The number of capital crimes was cut back over the years so that by mid-century one was hanged only for murder, piracy, treason, or setting fire to a dockyard or arsenal. How was a finding of criminality made? If a death had occurred under suspiciou
s circumstances, a coroner was required to empanel a jury and look into the circumstances of the death—as we find the coroner doing when Mr. Krook autocombusts under mysterious circumstances in Bleak House. If the coroner then concluded that a murder had occurred and could point the finger at the person who did it, his finger pointing in and of itself had the legal force of an indictment. Other cases of treason and felony required formal indictment, however, which would have to be brought by a jury based on a prosecution by the police or an informer. “And you might be in for it now,” says Caleb Garth to the farm laborers in Middlemarch when they try to attack the railroad surveyors, “if anybody informed against you.” “Informing” in this context was the same process that went in other circumstances by the name of “laying an information.” The chilling memory of the Star Chamber abuses never altogether ceased to haunt the corridors of the English legal mind, with the consequence that England never established a post of public prosecutor, such as a district attorney, fearing the effect of such prosecutorial power in state hands.

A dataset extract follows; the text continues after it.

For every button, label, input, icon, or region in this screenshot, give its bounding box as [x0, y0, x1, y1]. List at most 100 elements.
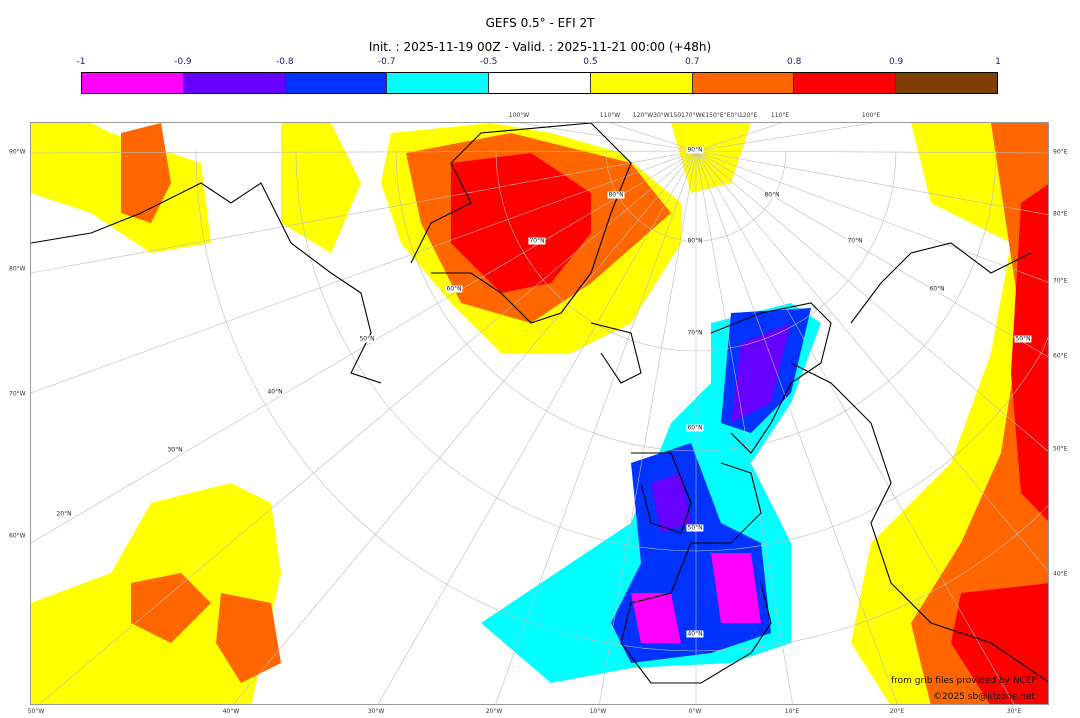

Instead, the Crown relied on private individuals—including, but not limited to, victims—to bring a prosecution or lay an information against someone before a magistrate. Thus, when Oliver Twist is brought before the magistrate on charges of stealing a handkerchief from Mr. Brownlow as he stood before a bookstall, Brownlow brings the charges; “the prosecutor was reading, was he?” asks the magistrate when told of Mr. Brownlow’s stance at the time of the theft.